The next 45 minutes were torture.  
Piggy takes one look at me and says "What is on your face?"  At this point I was holding a pair of metal shears and trying to cut a new front panel.  I politely inform him that I have been polishing aluminum.  This seems to satisfy him and he shuffles over to the trailer and sits on the bumper, causing Sputnik to groan under the weight.  Now I am starting to get a little peeved.  Hubs offers him a stool to sit on instead, which he stares blankly at, but remains on the bumper.  I then tell him that I am not sure how strong the bumper is and offer him the stool, repeating this three times in a very loud voice.  When he realizes the implications of fat man + broken bumper, he stands up quickly and looks at it like it bit him.  Apparently unable to remain vertical without putting his weight on something, he leans both arms on the unsupported window frame.

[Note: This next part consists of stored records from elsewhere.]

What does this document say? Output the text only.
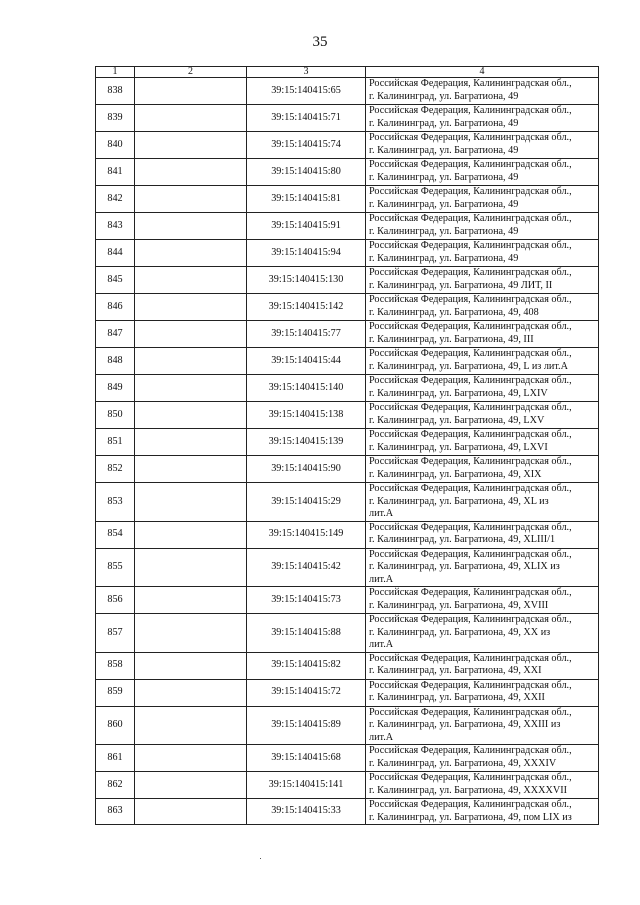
35
1	2	3	4
838		39:15:140415:65	Российская Федерация, Калининградская обл.,
г. Калининград, ул. Багратиона, 49
839		39:15:140415:71	Российская Федерация, Калининградская обл.,
г. Калининград, ул. Багратиона, 49
840		39:15:140415:74	Российская Федерация, Калининградская обл.,
г. Калининград, ул. Багратиона, 49
841		39:15:140415:80	Российская Федерация, Калининградская обл.,
г. Калининград, ул. Багратиона, 49
842		39:15:140415:81	Российская Федерация, Калининградская обл.,
г. Калининград, ул. Багратиона, 49
843		39:15:140415:91	Российская Федерация, Калининградская обл.,
г. Калининград, ул. Багратиона, 49
844		39:15:140415:94	Российская Федерация, Калининградская обл.,
г. Калининград, ул. Багратиона, 49
845		39:15:140415:130	Российская Федерация, Калининградская обл.,
г. Калининград, ул. Багратиона, 49 ЛИТ, II
846		39:15:140415:142	Российская Федерация, Калининградская обл.,
г. Калининград, ул. Багратиона, 49, 408
847		39:15:140415:77	Российская Федерация, Калининградская обл.,
г. Калининград, ул. Багратиона, 49, III
848		39:15:140415:44	Российская Федерация, Калининградская обл.,
г. Калининград, ул. Багратиона, 49, L из лит.А
849		39:15:140415:140	Российская Федерация, Калининградская обл.,
г. Калининград, ул. Багратиона, 49, LXIV
850		39:15:140415:138	Российская Федерация, Калининградская обл.,
г. Калининград, ул. Багратиона, 49, LXV
851		39:15:140415:139	Российская Федерация, Калининградская обл.,
г. Калининград, ул. Багратиона, 49, LXVI
852		39:15:140415:90	Российская Федерация, Калининградская обл.,
г. Калининград, ул. Багратиона, 49, XIX
853		39:15:140415:29	Российская Федерация, Калининградская обл.,
г. Калининград, ул. Багратиона, 49, XL из
лит.А
854		39:15:140415:149	Российская Федерация, Калининградская обл.,
г. Калининград, ул. Багратиона, 49, XLIII/1
855		39:15:140415:42	Российская Федерация, Калининградская обл.,
г. Калининград, ул. Багратиона, 49, XLIX из
лит.А
856		39:15:140415:73	Российская Федерация, Калининградская обл.,
г. Калининград, ул. Багратиона, 49, XVIII
857		39:15:140415:88	Российская Федерация, Калининградская обл.,
г. Калининград, ул. Багратиона, 49, XX из
лит.А
858		39:15:140415:82	Российская Федерация, Калининградская обл.,
г. Калининград, ул. Багратиона, 49, XXI
859		39:15:140415:72	Российская Федерация, Калининградская обл.,
г. Калининград, ул. Багратиона, 49, XXII
860		39:15:140415:89	Российская Федерация, Калининградская обл.,
г. Калининград, ул. Багратиона, 49, XXIII из
лит.А
861		39:15:140415:68	Российская Федерация, Калининградская обл.,
г. Калининград, ул. Багратиона, 49, XXXIV
862		39:15:140415:141	Российская Федерация, Калининградская обл.,
г. Калининград, ул. Багратиона, 49, XXXXVII
863		39:15:140415:33	Российская Федерация, Калининградская обл.,
г. Калининград, ул. Багратиона, 49, пом LIX из
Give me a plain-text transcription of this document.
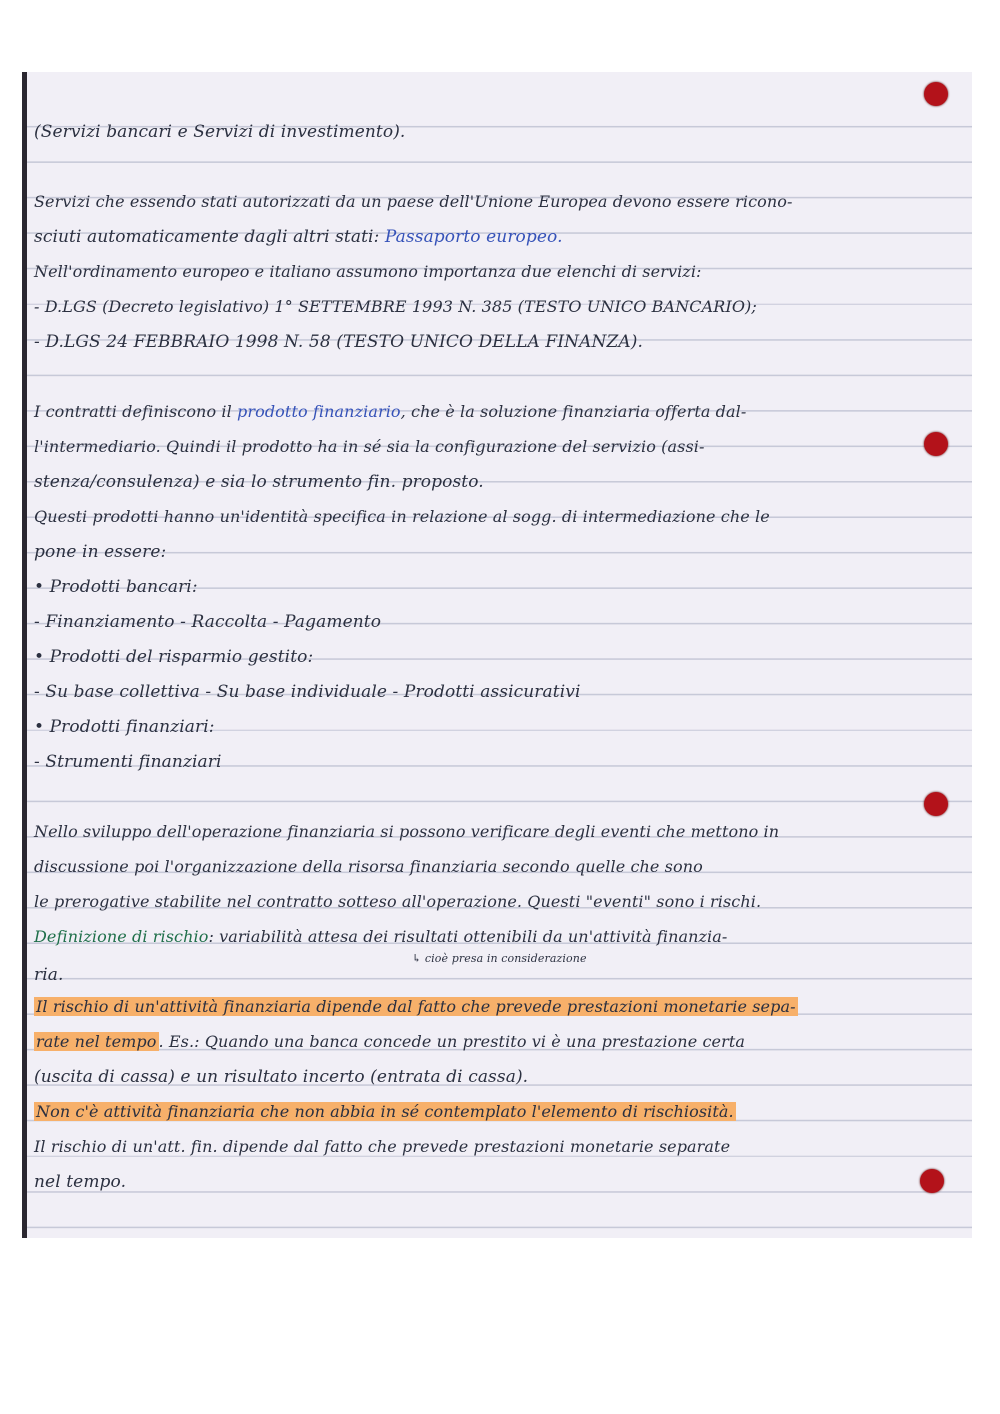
(Servizi bancari e Servizi di investimento).
Servizi che essendo stati autorizzati da un paese dell'Unione Europea devono essere ricono-
sciuti automaticamente dagli altri stati: Passaporto europeo.
Nell'ordinamento europeo e italiano assumono importanza due elenchi di servizi:
- D.LGS (Decreto legislativo) 1° SETTEMBRE 1993 N. 385 (TESTO UNICO BANCARIO);
- D.LGS 24 FEBBRAIO 1998 N. 58 (TESTO UNICO DELLA FINANZA).
I contratti definiscono il prodotto finanziario, che è la soluzione finanziaria offerta dal-
l'intermediario. Quindi il prodotto ha in sé sia la configurazione del servizio (assi-
stenza/consulenza) e sia lo strumento fin. proposto.
Questi prodotti hanno un'identità specifica in relazione al sogg. di intermediazione che le
pone in essere:
• Prodotti bancari:
- Finanziamento - Raccolta - Pagamento
• Prodotti del risparmio gestito:
- Su base collettiva - Su base individuale - Prodotti assicurativi
• Prodotti finanziari:
- Strumenti finanziari
Nello sviluppo dell'operazione finanziaria si possono verificare degli eventi che mettono in
discussione poi l'organizzazione della risorsa finanziaria secondo quelle che sono
le prerogative stabilite nel contratto sotteso all'operazione. Questi "eventi" sono i rischi.
Definizione di rischio: variabilità attesa dei risultati ottenibili da un'attività finanzia-
↳ cioè presa in considerazione
ria.
Il rischio di un'attività finanziaria dipende dal fatto che prevede prestazioni monetarie sepa-
rate nel tempo . Es.: Quando una banca concede un prestito vi è una prestazione certa
(uscita di cassa) e un risultato incerto (entrata di cassa).
Non c'è attività finanziaria che non abbia in sé contemplato l'elemento di rischiosità.
Il rischio di un'att. fin. dipende dal fatto che prevede prestazioni monetarie separate
nel tempo.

The metal is bending and I am beginning to stew in my own juices.  He then notices the shiny metal and reaches over to put his sweaty paw on what I had just finished polishing.  He does a little walk around the trailer, absent-mindedly placing his palm on the polished skin, leaving grease marks every few feet.  
Steam is issuing from my ears. 
I try and distract him by walking a good distance from the trailer, then quietly asking him a question so that he says "EH?" loudly and takes a few steps towards me.  He gets a better look at my face and then nearly shouts "What is that on your face?"  Fortunately for him my face was covered in soot, otherwise he would have seen the 12 shades of mad I turned.  For the next few minutes, he tells me about all of the failed businesses that he has owned over his lifetime.  I am not surprised in the least.  Then I get to hear about his wonderful 1995 Buick with only 48,000 original miles on it, that is now immobilized in the driveway. 
Finally his adult son shows up to take him away, notices the trailer and says, "Wow, and old Airstream! What's it gonna be?"  

In spite of Mr. Bumbling Incompetence, we are able to get the front panel off and new metal cut for the front and back.